Neither the Douglases nor their neighbor called the Manteca Police to file a report about the suspicious person in their tight-knit neighborhood in the Sherwood subdivision northeast of the East Union High School campus. The other poisonings were to the southeast of the campus.

Family used utility-bill money to pay for pet’s hospitalization

The prognosis for June bug is good, according to the Douglas family. “As long as she keeps doing what she’s doing, we’re assuming she’s going to be OK. The diarrhea is still not solid-solid but its better. She’s keeping her food down, and she can walk and she can control her pee again. Her eyes are back to normal, but she has to take all her (prescribed) medication for the next two weeks,” Stacy reported.

Because of the medical emergency involving their pet, the couple said they were not able to pay their utility bills. But for all the medical attention June Bug received from the veterinary hospital, they only paid $300.

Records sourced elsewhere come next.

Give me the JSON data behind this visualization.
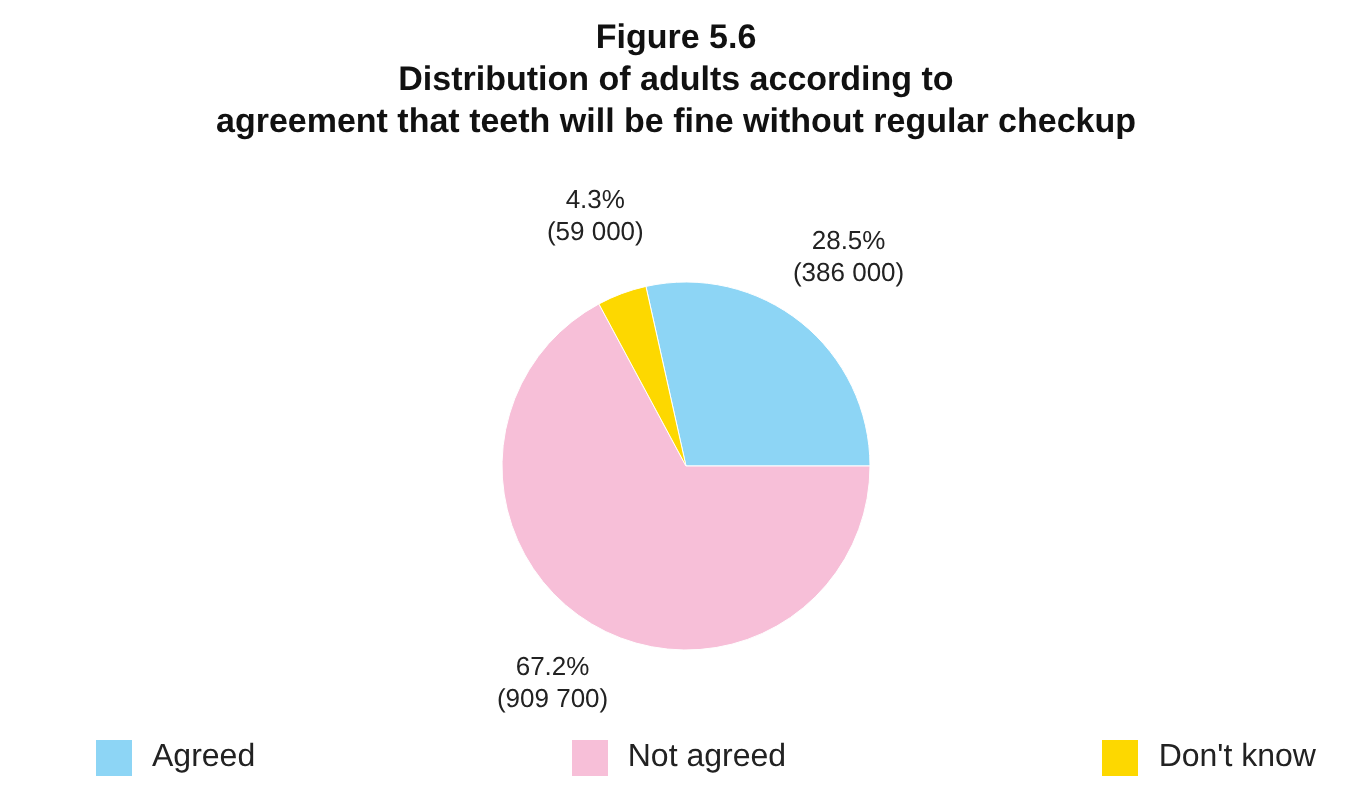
{
  "chart_data": {
    "type": "pie",
    "title": "Figure 5.6\nDistribution of adults according to\nagreement that teeth will be fine without regular checkup",
    "categories": [
      "Agreed",
      "Not agreed",
      "Don't know"
    ],
    "values": [
      386000,
      909700,
      59000
    ],
    "value_labels": [
      "28.5%\n(386 000)",
      "67.2%\n(909 700)",
      "4.3%\n(59 000)"
    ],
    "colors": [
      "#8dd5f5",
      "#f7bfd8",
      "#fdd800"
    ],
    "legend": "bottom"
  }
}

“That’s why we love our vet. He doesn’t charge you for anything unnecessary. He does it for the care of the animals; he doesn’t do it for the money,” Stacy Douglas said of Dr. Johnson who has been their veterinarian for the last four years.

When Bella, the mother Lab, had to have surgery in one ear, they took her to a Manteca veterinarian who charged them $1,100 for the procedure. After they met Dr. Johnson through the daughter of a family friend who worked at the Modesto Veterinary Hospital, they brought Bella there when her other ear needed the same surgical procedure. “Our bill was $217 for the same exact surgery,” Stacy said.

“So it’s worth the drive to Modesto,” she said.

Today, Stacy and Steven Douglas and their two daughters are counting their blessings.

“If my husband were at work on Monday, we probably would have lost our dog. But he was home early that day, thank God,” Stacy said.